Reading across from the top right-hand corner:
- A manga title –
- History book by a woman writer – Islam: A Short History by Karen Armstrong
- Translated from Japanese –
- An Indian writer – The God of Small Things by Arundhati Roy
- A Virago title – South Riding by Winifred Holtby
- Ancient Greek literature – The Birds by Aristophanes
- A New York Review Classic – The Invention of Morel by Aldopho Bioy Casares
- Beatrix Potter – The Tale of Jeremy Fisher
- Book 1 of a Science Fiction Series – Wool by Hugh Howey
- An Australian Indigenous writer – Carpentaria by Alexis Wright
- A children’s picture book -The Wonder Thing by Libby Hathorn
- Middle East Book Award –
- An epistolary novel –
- Short stories written by a woman – The Love of a Good Woman by Alice Munro
- A book written in the 1700s –
- A Science fiction classic – Dune by Frank Herbert
- A book that feature vampires – The Historian by Elizabeth Kostova
- A book over 1000 pages – Infinite Jest by David Foster Wallace
- A banned book – Forever Amber by Kathleen Windsor (Banned in fourteen states in the US, and by Australia in 1945 as: a collection of bawdiness, amounting to sex obsession)
- An Australian play – Summer of the Seventeenth Doll by Ray Lawler
- A book of poetry, single poet – The Poetry of Pablo Neruda
- Any translated book into English – My Brilliant Friend by Elena Ferrante
- Any Shakespeare play – Othello
- A fantasy stand alone novel – The Princess Bride by William Goldman
- Fiction translated from Chinese – The Garlic Ballads by Mo Yan
I like to listen to the people that visit my bookshop.
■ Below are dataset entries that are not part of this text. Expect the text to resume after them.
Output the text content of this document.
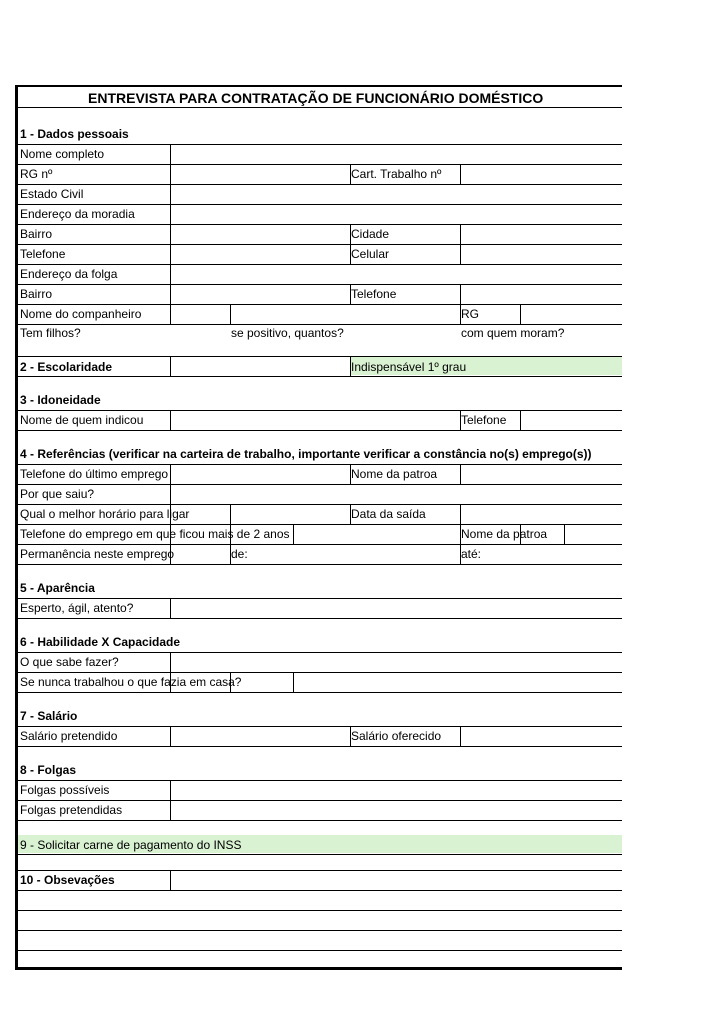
ENTREVISTA PARA CONTRATAÇÃO DE FUNCIONÁRIO DOMÉSTICO
1 - Dados pessoais
Nome completo
RG nº	Cart. Trabalho nº
Estado Civil
Endereço da moradia
Bairro	Cidade
Telefone	Celular
Endereço da folga
Bairro	Telefone
Nome do companheiro	RG
Tem filhos?	se positivo, quantos?	com quem moram?
2 - Escolaridade	Indispensável 1º grau
3 - Idoneidade
Nome de quem indicou	Telefone
4 - Referências (verificar na carteira de trabalho, importante verificar a constância no(s) emprego(s))
Telefone do último emprego	Nome da patroa
Por que saiu?
Qual o melhor horário para ligar	Data da saída
Telefone do emprego em que ficou mais de 2 anos	Nome da patroa
Permanência neste emprego	de:	até:
5 - Aparência
Esperto, ágil, atento?
6 - Habilidade X Capacidade
O que sabe fazer?
Se nunca trabalhou o que fazia em casa?
7 - Salário
Salário pretendido	Salário oferecido
8 - Folgas
Folgas possíveis
Folgas pretendidas
9 - Solicitar carne de pagamento do INSS
10 - Obsevações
I like to hear what they read and to discover the strong and fabulous details of why and how.
A lady brings in her friend to show her the shop, the books, just everything. But her friend is not impressed. She has unfortunately read everything that is on her reading list and there is nothing new here. She is confident to condemn The Magic Pudding as ordinary and that it’s a pity that as a children’s book, it simply fails to deliver. The lady who brought her in agrees and looks sad. Then her friend announces a headache and says she must leave now.
There is a lady just outside the door on her phone; she is loudly telling her mother that she ought to read Hilary Mantel’s Wolf Hall. Her mother must be objecting…. but she is told that she is going to read it regardless, as it has just been purchased for her birthday. The lady urges her mother to realise that it is good to have new books added to her (faulty) reading list. Then they discuss eggs, and then an upcoming family event.
The lady puts her phone back in her pocket and comes back inside, she passes the lady who is suffering from headaches and they are two busy ships, passing in the night. The imps of reading lists will not let them rest.